The technology companies listed at the top of the Interbrand-Businessweek survery — IBM, Intel or Nokia — have a strong product base. There is an argument that Indian IT companies aspiring to become top brands need to be more than pure play service entities. The lack of product offerings could hamper the scaling up of brand value. Do you agree?

There is no connection. Don't you think McKinsey is a good brand? They are in services. It is about creating value for your customers, providing solutions that make his life better. What is Virgin Atlantic? It's service again.

There are very high-quality product brands and very high-quality service brands. It has nothing to do with what you offer. You can offer an intangible and still be a good brand. Take the case of Disney. So, there is nothing like one is better than the other. Obviously, brand enhancement will take place over a period of time, as you become large, as you expand your base over the world and invest more in marketing and branding. As you have more clients, the brand will get built more and more.

Remember, we are not a mass consumer brand. Our customers are huge corporations which use our services. It is about how they perceive our brand. They see it as trustworthy, predictable. A company that means what it says and says what it means. That is the strength of the brand with a conscience.

Through an internal valuation, Infosys has put a value against its brand. Would you be looking at a third-party valuation of the Infosys brand? Some leading Indian corporate names, like Tata, have done it.

It's not any decision we have taken at this point. We are comfortable with the brand valuation model that we show in our annual report. I think it is fairly transparent. Tomorrow, we may look at other options. But I don't want to commit either way whether we really need third-party ratification. We will cross that bridge when we come to it.

What is the future direction of Brand Infosys? How do you see it scaling up?
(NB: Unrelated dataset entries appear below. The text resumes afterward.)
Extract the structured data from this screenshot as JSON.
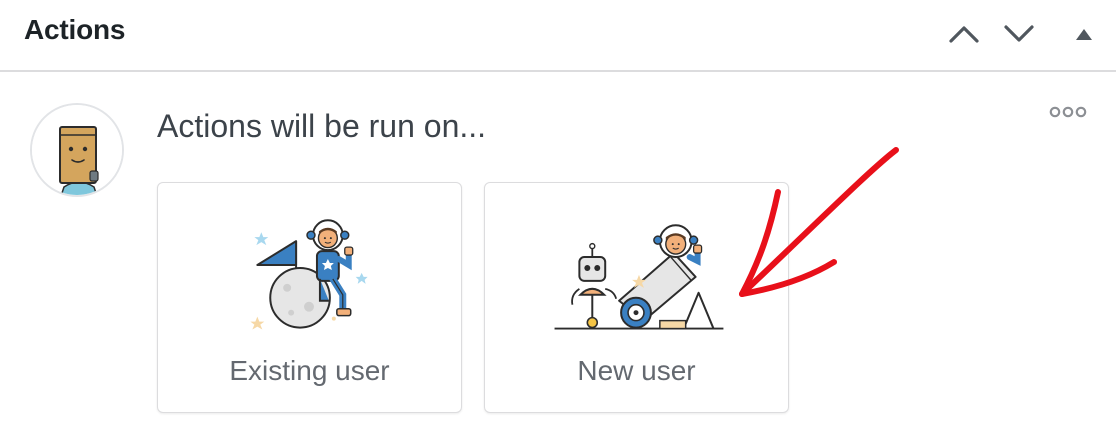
{
  "header": {
    "title": "Actions",
    "controls": [
      "chevron-up-icon",
      "chevron-down-icon",
      "caret-up-icon"
    ]
  },
  "body": {
    "prompt": "Actions will be run on...",
    "options": [
      {
        "label": "Existing user",
        "icon": "astronaut-on-moon-icon"
      },
      {
        "label": "New user",
        "icon": "astronaut-cannon-robot-icon"
      }
    ],
    "more_icon": "more-options-icon"
  },
  "colors": {
    "annotation_arrow": "#e8101a",
    "border": "#dcdcde",
    "label": "#646970",
    "title": "#1d2327"
  }
}
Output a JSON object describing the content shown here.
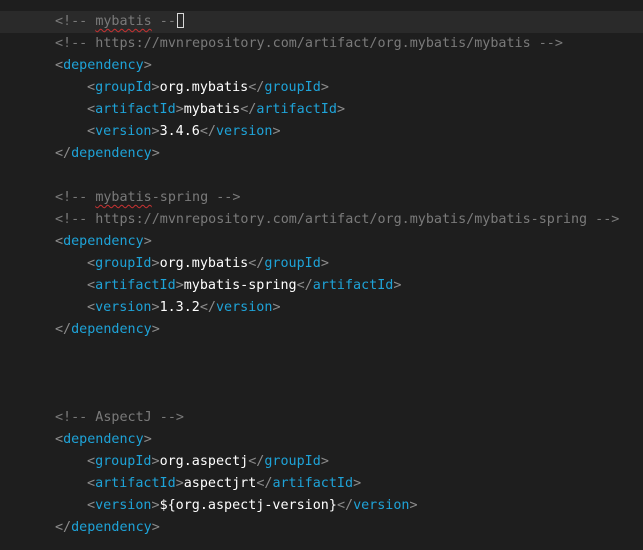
{
  "editor": {
    "block1": {
      "comment_open": "<!-- ",
      "comment_name": "mybatis",
      "comment_close": " --",
      "url_comment": "<!-- https://mvnrepository.com/artifact/org.mybatis/mybatis -->",
      "dependency_tag": "dependency",
      "group_tag": "groupId",
      "group_value": "org.mybatis",
      "artifact_tag": "artifactId",
      "artifact_value": "mybatis",
      "version_tag": "version",
      "version_value": "3.4.6"
    },
    "block2": {
      "comment_open": "<!-- ",
      "comment_name": "mybatis",
      "comment_rest": "-spring -->",
      "url_comment": "<!-- https://mvnrepository.com/artifact/org.mybatis/mybatis-spring -->",
      "dependency_tag": "dependency",
      "group_tag": "groupId",
      "group_value": "org.mybatis",
      "artifact_tag": "artifactId",
      "artifact_value": "mybatis-spring",
      "version_tag": "version",
      "version_value": "1.3.2"
    },
    "block3": {
      "comment": "<!-- AspectJ -->",
      "dependency_tag": "dependency",
      "group_tag": "groupId",
      "group_value": "org.aspectj",
      "artifact_tag": "artifactId",
      "artifact_value": "aspectjrt",
      "version_tag": "version",
      "version_value": "${org.aspectj-version}"
    },
    "colors": {
      "background": "#1e1e1e",
      "current_line": "#2a2a2a",
      "comment": "#7a7a7a",
      "tag": "#1ea3d8",
      "bracket": "#8c8c8c",
      "text": "#ffffff",
      "spell_error": "#c83232"
    }
  }
}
Infosys, the brand with a conscience, has dimensions. For all aspiring youngsters in India, it is an aspirational brand, the company they would be like to be part of. For customers, it is a trustworthy brand, which offers predictable results and therefore gives them comfort. Similarly, for our investors, it is a company with high ethical standards, transparent ones which disclose both the good as well as the bad news to the market immediately. When you have global investors, they don't have the time to come here and check, they need to do it by trust.
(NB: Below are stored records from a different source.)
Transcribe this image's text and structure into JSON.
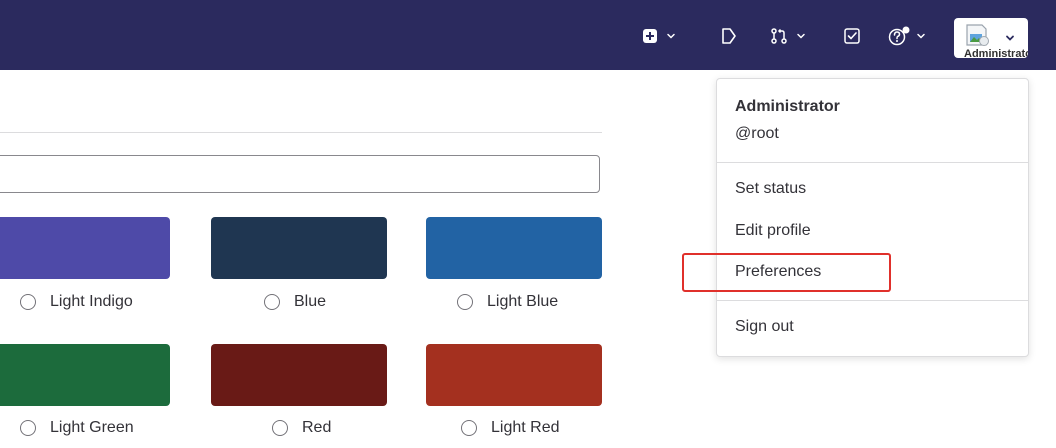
{
  "navbar": {
    "background": "#2b2a5e",
    "icons": [
      "plus-square-icon",
      "chevron-down-icon",
      "issues-icon",
      "merge-request-icon",
      "chevron-down-icon",
      "todo-icon",
      "help-icon",
      "chevron-down-icon"
    ],
    "avatar_alt": "Administrator"
  },
  "themes": [
    {
      "label": "Light Indigo",
      "color": "#4e4aa8"
    },
    {
      "label": "Blue",
      "color": "#1f3651"
    },
    {
      "label": "Light Blue",
      "color": "#2263a4"
    },
    {
      "label": "Light Green",
      "color": "#1c6b3c"
    },
    {
      "label": "Red",
      "color": "#691a16"
    },
    {
      "label": "Light Red",
      "color": "#a4301f"
    }
  ],
  "user_menu": {
    "name": "Administrator",
    "username": "@root",
    "items": [
      "Set status",
      "Edit profile",
      "Preferences",
      "Sign out"
    ]
  },
  "highlight_color": "#e0302b"
}
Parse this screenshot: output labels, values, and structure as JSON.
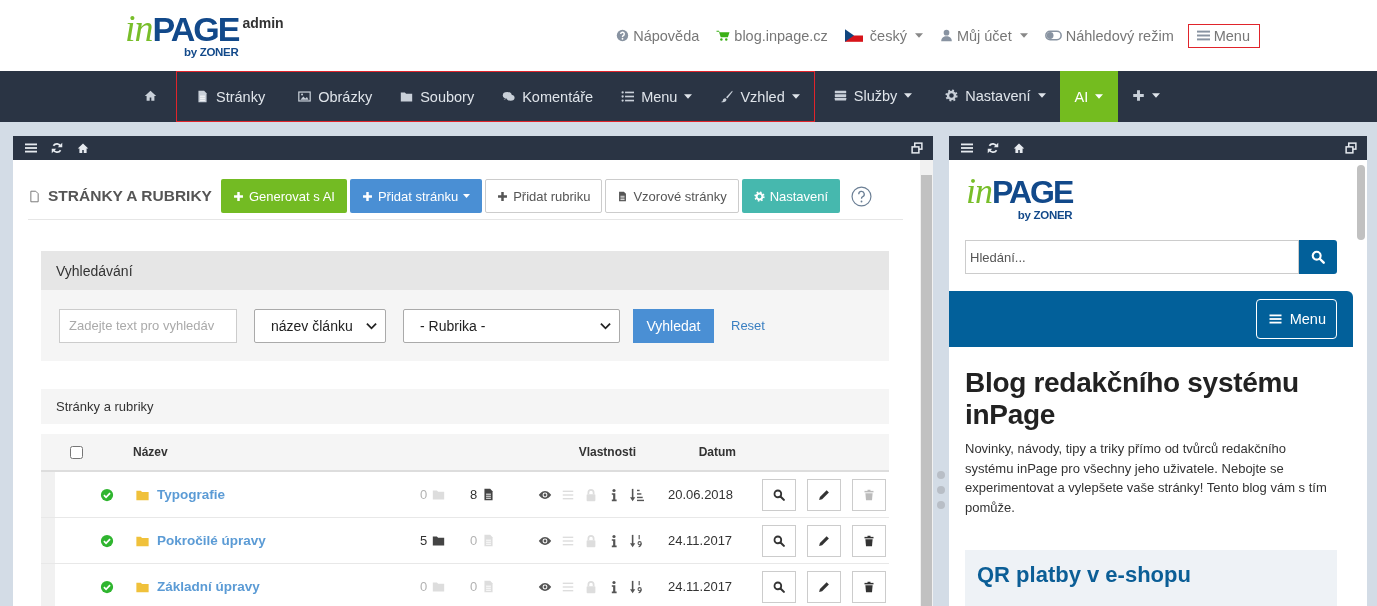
{
  "header": {
    "logo": {
      "script": "in",
      "word": "PAGE",
      "byline": "by ZONER",
      "badge": "admin"
    },
    "links": [
      {
        "label": "Nápověda"
      },
      {
        "label": "blog.inpage.cz"
      },
      {
        "label": "český",
        "dropdown": true
      },
      {
        "label": "Můj účet",
        "dropdown": true
      },
      {
        "label": "Náhledový režim"
      },
      {
        "label": "Menu",
        "highlighted": true
      }
    ]
  },
  "nav": {
    "groups": [
      {
        "items": [
          {
            "selected": false
          }
        ]
      },
      {
        "outlined": true,
        "items": [
          {
            "label": "Stránky",
            "selected": false
          },
          {
            "label": "Obrázky",
            "selected": false
          },
          {
            "label": "Soubory",
            "selected": false
          },
          {
            "label": "Komentáře",
            "selected": false
          },
          {
            "label": "Menu",
            "dropdown": true,
            "selected": false
          },
          {
            "label": "Vzhled",
            "dropdown": true,
            "selected": false
          }
        ]
      },
      {
        "items": [
          {
            "label": "Služby",
            "dropdown": true,
            "selected": false
          },
          {
            "label": "Nastavení",
            "dropdown": true,
            "selected": false
          },
          {
            "label": "AI",
            "dropdown": true,
            "selected": true
          },
          {
            "dropdown": true,
            "selected": false
          }
        ]
      }
    ]
  },
  "pages": {
    "title": "STRÁNKY A RUBRIKY",
    "buttons": [
      {
        "label": "Generovat s AI",
        "kind": "success"
      },
      {
        "label": "Přidat stránku",
        "kind": "primary",
        "dropdown": true
      },
      {
        "label": "Přidat rubriku",
        "kind": "default"
      },
      {
        "label": "Vzorové stránky",
        "kind": "default"
      },
      {
        "label": "Nastavení",
        "kind": "info"
      }
    ],
    "search": {
      "title": "Vyhledávání",
      "query": {
        "placeholder": "Zadejte text pro vyhledáv"
      },
      "field": {
        "value": "název článku"
      },
      "category": {
        "value": "- Rubrika -"
      },
      "submit": "Vyhledat",
      "reset": "Reset"
    },
    "list": {
      "title": "Stránky a rubriky",
      "select_all": {
        "checked": false
      },
      "columns": [
        "Název",
        "Vlastnosti",
        "Datum"
      ],
      "rows": [
        {
          "published": true,
          "name": "Typografie",
          "folders": "0",
          "folders_active": false,
          "pages": "8",
          "pages_active": true,
          "visible": true,
          "in_menu": false,
          "locked": false,
          "described": true,
          "numeric_sort": false,
          "date": "20.06.2018",
          "delete_disabled": true
        },
        {
          "published": true,
          "name": "Pokročilé úpravy",
          "folders": "5",
          "folders_active": true,
          "pages": "0",
          "pages_active": false,
          "visible": true,
          "in_menu": false,
          "locked": false,
          "described": true,
          "numeric_sort": true,
          "date": "24.11.2017",
          "delete_disabled": false
        },
        {
          "published": true,
          "name": "Základní úpravy",
          "folders": "0",
          "folders_active": false,
          "pages": "0",
          "pages_active": false,
          "visible": true,
          "in_menu": false,
          "locked": false,
          "described": true,
          "numeric_sort": true,
          "date": "24.11.2017",
          "delete_disabled": false
        }
      ]
    }
  },
  "preview": {
    "logo": {
      "script": "in",
      "word": "PAGE",
      "byline": "by ZONER"
    },
    "search": {
      "placeholder": "Hledání..."
    },
    "menu": "Menu",
    "heading": "Blog redakčního systému inPage",
    "intro": "Novinky, návody, tipy a triky přímo od tvůrců redakčního systému inPage pro všechny jeho uživatele. Nebojte se experimentovat a vylepšete vaše stránky! Tento blog vám s tím pomůže.",
    "card_title": "QR platby v e-shopu"
  }
}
Then very importantly, I think Infosys is a brand that stands for high social consciousness. We are very clear it is not sufficient for us to run a profitable company. We believe that we are in a society in a state of transition, becoming more open to market forces, which is the right thing. At the same time, when a company like Infosys becomes important in the milieu of society it has an obligation far beyond itself. That reinforces the fact that we are a brand with a conscience. We have to demonstrate that. There is a host of things we do, both officially and personally.

Certainly, we think the company should be financially strong, profitable, pay its employees well, give shareholders dividends. We are very much committed to strong fiscal discipline and a strong culture. But at the same time, we believe that that there is a larger social goal.